On the morning of January 15, 1947, officers Frank Perkins and Will Fritzgerald responded within minutes after they received a call from a woman who had made a gruesome discovery in a vacant lot in Los Angeles. The officers found the body of a woman who had been severed in half. They noticed that there was no blood on the body or in the area where she had been left, clearly indicating she had been murdered elsewhere and washed clean. Although the woman’s name was Elizabeth Short, the media called her the Black Dahlia, and her heinous murder would go down in history as one of the most disturbing and well-known cases of all time.
Details of the Black Dahlia Murder
A neighborhood woman and her three-year-old daughter were walking to the shoe store in the Leimert Park neighborhood when they found the body of Elizabeth Short.
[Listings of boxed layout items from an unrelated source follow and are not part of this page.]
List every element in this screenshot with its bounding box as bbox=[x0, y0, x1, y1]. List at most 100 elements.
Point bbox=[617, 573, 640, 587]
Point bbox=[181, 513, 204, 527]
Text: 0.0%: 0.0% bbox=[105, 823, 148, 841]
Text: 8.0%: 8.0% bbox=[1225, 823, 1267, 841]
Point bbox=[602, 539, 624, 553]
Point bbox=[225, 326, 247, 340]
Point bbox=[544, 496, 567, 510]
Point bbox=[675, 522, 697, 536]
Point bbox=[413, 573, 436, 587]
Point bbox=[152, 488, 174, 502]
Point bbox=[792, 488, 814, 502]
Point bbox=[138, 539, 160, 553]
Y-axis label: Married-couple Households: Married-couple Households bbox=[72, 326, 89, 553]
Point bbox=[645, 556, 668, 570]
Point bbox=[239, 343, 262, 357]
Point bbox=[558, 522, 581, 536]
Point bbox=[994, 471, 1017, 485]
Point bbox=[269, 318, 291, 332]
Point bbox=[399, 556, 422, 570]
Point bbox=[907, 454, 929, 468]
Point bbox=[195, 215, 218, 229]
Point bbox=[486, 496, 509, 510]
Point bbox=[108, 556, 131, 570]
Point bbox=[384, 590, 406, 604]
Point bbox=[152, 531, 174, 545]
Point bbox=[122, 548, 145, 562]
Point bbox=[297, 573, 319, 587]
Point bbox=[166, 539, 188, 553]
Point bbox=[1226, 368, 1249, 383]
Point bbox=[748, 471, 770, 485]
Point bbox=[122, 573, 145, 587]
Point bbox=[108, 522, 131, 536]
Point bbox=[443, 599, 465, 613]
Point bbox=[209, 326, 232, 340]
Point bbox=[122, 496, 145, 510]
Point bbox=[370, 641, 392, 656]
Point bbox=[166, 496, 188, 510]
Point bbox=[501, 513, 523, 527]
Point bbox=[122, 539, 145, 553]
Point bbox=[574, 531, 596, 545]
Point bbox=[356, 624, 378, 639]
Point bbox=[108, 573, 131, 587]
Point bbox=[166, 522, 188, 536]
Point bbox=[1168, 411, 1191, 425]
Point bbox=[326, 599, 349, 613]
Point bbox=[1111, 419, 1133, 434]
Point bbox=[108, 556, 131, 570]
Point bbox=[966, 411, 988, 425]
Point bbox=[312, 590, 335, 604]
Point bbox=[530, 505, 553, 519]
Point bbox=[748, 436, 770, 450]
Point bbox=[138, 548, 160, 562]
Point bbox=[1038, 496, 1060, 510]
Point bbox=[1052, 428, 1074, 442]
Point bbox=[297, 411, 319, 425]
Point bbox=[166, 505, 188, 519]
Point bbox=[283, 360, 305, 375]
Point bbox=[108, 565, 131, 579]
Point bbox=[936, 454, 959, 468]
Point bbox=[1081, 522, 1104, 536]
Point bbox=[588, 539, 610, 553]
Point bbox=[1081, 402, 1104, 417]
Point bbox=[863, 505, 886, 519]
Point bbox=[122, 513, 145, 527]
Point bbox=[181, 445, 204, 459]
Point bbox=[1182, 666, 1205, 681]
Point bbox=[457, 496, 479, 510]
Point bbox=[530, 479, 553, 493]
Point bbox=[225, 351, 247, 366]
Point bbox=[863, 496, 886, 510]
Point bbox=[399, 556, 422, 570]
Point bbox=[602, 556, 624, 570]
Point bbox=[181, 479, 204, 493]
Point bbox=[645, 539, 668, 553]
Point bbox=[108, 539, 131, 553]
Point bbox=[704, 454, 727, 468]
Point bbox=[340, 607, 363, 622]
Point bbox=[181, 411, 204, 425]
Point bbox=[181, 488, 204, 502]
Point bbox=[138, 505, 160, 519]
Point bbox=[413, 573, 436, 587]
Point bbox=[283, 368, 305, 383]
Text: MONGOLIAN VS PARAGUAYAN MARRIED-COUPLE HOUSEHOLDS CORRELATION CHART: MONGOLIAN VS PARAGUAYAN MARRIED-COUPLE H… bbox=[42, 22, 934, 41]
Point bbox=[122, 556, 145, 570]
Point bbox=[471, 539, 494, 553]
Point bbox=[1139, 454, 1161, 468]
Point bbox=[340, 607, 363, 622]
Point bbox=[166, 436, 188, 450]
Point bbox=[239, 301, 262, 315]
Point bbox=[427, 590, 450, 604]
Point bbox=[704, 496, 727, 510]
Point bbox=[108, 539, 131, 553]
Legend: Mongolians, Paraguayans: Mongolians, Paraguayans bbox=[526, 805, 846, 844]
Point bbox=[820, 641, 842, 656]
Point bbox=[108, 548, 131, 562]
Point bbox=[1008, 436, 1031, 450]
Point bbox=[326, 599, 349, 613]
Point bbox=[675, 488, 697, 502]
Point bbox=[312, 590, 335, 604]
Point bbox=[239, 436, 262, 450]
Initially, the woman thought it was just a broken mannequin. After she looked again, she screamed when she saw that it was a real person dead in the grass. The murderer had posed the body in a suggestive way.
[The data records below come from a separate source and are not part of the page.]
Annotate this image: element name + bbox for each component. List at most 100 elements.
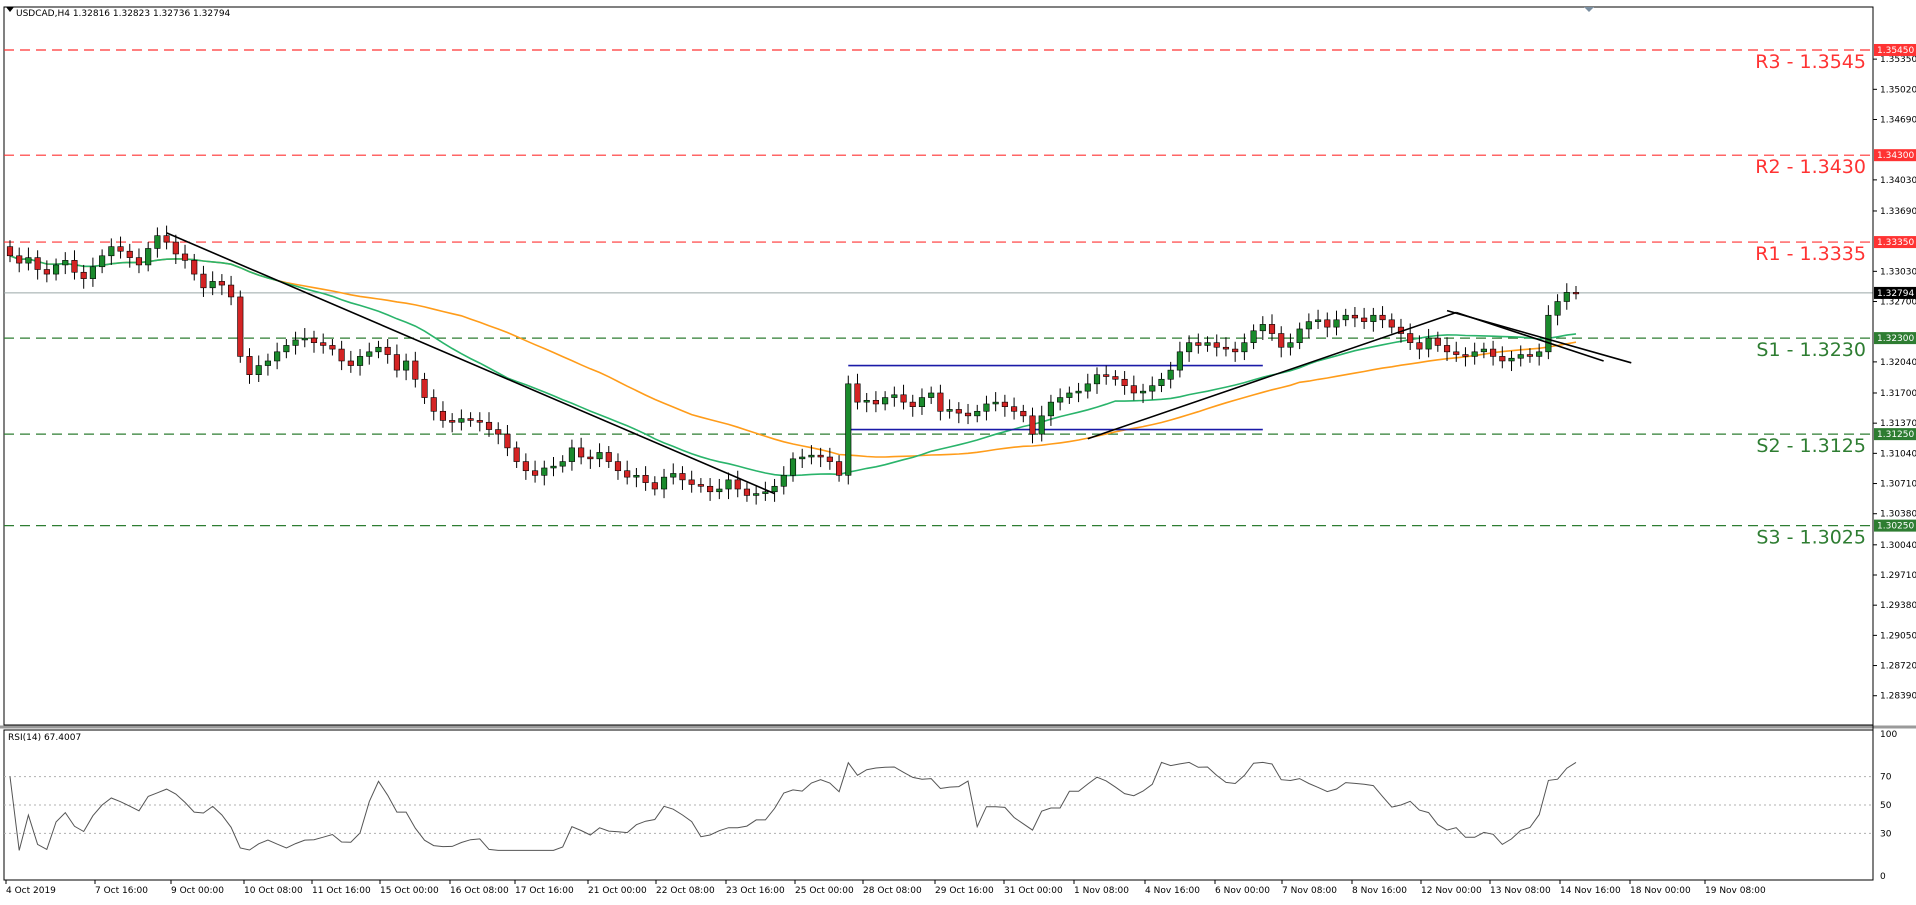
candle-body (633, 475, 640, 478)
candle-body (716, 488, 723, 493)
candle-body (292, 339, 299, 346)
candle (1268, 314, 1276, 341)
candle-body (1572, 292, 1580, 295)
candle-body (117, 246, 124, 252)
candle (918, 388, 926, 415)
candle (310, 330, 318, 353)
level-label: S3 - 1.3025 (1756, 527, 1866, 549)
candle (430, 389, 437, 421)
candle-body (762, 491, 769, 494)
candle (780, 466, 787, 495)
candle-body (753, 493, 760, 496)
candle (393, 344, 400, 378)
candle-body (135, 257, 143, 266)
candle (1462, 347, 1469, 367)
candle-body (1517, 354, 1524, 359)
candle (191, 253, 198, 281)
candle-body (1342, 314, 1349, 321)
candle (375, 340, 382, 359)
candle-body (264, 360, 271, 366)
candle (1250, 324, 1257, 350)
candle (209, 271, 216, 296)
candle-body (476, 420, 483, 423)
candle (108, 238, 115, 265)
trendline-0 (166, 232, 775, 495)
candle-body (1084, 383, 1091, 392)
candle (642, 466, 649, 491)
candle (670, 463, 677, 485)
x-tick-label: 23 Oct 16:00 (726, 886, 785, 896)
candle-body (412, 360, 419, 380)
candle (1490, 340, 1497, 366)
candle-body (430, 397, 437, 412)
candle (559, 455, 566, 473)
candle-body (274, 351, 281, 362)
candle (1342, 308, 1349, 327)
candle (264, 353, 271, 376)
candle (513, 441, 520, 468)
candle (504, 424, 511, 457)
candle (1545, 305, 1552, 360)
y-tick-label: 1.32700 (1880, 298, 1916, 308)
candle-body (218, 281, 225, 286)
candle-body (1324, 319, 1331, 328)
x-tick-label: 16 Oct 08:00 (450, 886, 509, 896)
trendline-1 (1087, 311, 1457, 440)
candle (292, 331, 299, 355)
candle-body (1499, 356, 1506, 362)
candle-body (1139, 390, 1147, 394)
candle-body (522, 461, 529, 472)
candle (228, 275, 235, 306)
candle (799, 448, 806, 468)
candle-body (1112, 376, 1119, 380)
candle-body (108, 246, 115, 257)
symbol-info: USDCAD,H4 1.32816 1.32823 1.32736 1.3279… (16, 9, 231, 19)
candle (237, 290, 244, 363)
candle (99, 249, 106, 274)
rsi-tick-label: 0 (1880, 872, 1886, 882)
candle-body (62, 260, 69, 266)
y-tick-label: 1.28390 (1880, 692, 1916, 702)
candle-body (1029, 415, 1036, 435)
candle-body (826, 456, 833, 462)
candle-body (1434, 337, 1441, 346)
candle (522, 453, 529, 480)
candle (725, 472, 732, 500)
x-tick-label: 28 Oct 08:00 (863, 886, 922, 896)
candle-body (1315, 319, 1322, 322)
candle (43, 260, 50, 283)
x-tick-label: 31 Oct 00:00 (1004, 886, 1063, 896)
candle (1388, 313, 1395, 334)
candle-body (780, 475, 787, 487)
x-tick-label: 6 Nov 00:00 (1215, 886, 1270, 896)
x-tick-label: 12 Nov 00:00 (1421, 886, 1482, 896)
candle (882, 391, 889, 411)
candle-body (458, 418, 465, 423)
candle (1075, 382, 1082, 403)
candle-body (1232, 348, 1239, 353)
candle-body (191, 260, 198, 275)
ma-fast-line (9, 255, 1577, 477)
candle (135, 248, 143, 274)
price-tag-label: 1.34300 (1877, 151, 1914, 161)
candle-body (937, 392, 944, 412)
candle (1480, 342, 1487, 359)
candle-body (974, 410, 981, 417)
candle (1139, 383, 1147, 404)
candle (624, 460, 631, 485)
candle-body (163, 235, 170, 243)
candle-body (1407, 333, 1414, 343)
candle (34, 250, 41, 280)
candle (789, 452, 797, 482)
y-tick-label: 1.30040 (1880, 541, 1916, 551)
candle (928, 386, 935, 404)
candle (1324, 312, 1331, 338)
candle (172, 234, 179, 265)
candle-body (1278, 333, 1285, 348)
candle-body (43, 269, 50, 275)
candle-body (1121, 378, 1128, 386)
candle-body (126, 250, 133, 258)
price-tag-label: 1.35450 (1877, 46, 1914, 56)
candle (1471, 342, 1478, 365)
candle-body (1554, 301, 1561, 316)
Elizabeth was on her back with her arms raised over her shoulders and her legs spread apart. It appeared that someone had drained the blood from the body and washed it off somewhere else. There were only a few spots of blood: one on a tire track, one on the curb next to the body, and one on an old cement bag nearby. Someone had removed portions of her flesh. Cuts and abrasions covered her entire body. Her mouth had been slashed toward her ears, three inches on one side and two and a half inches on the other – what they call “the Glasgow smile.”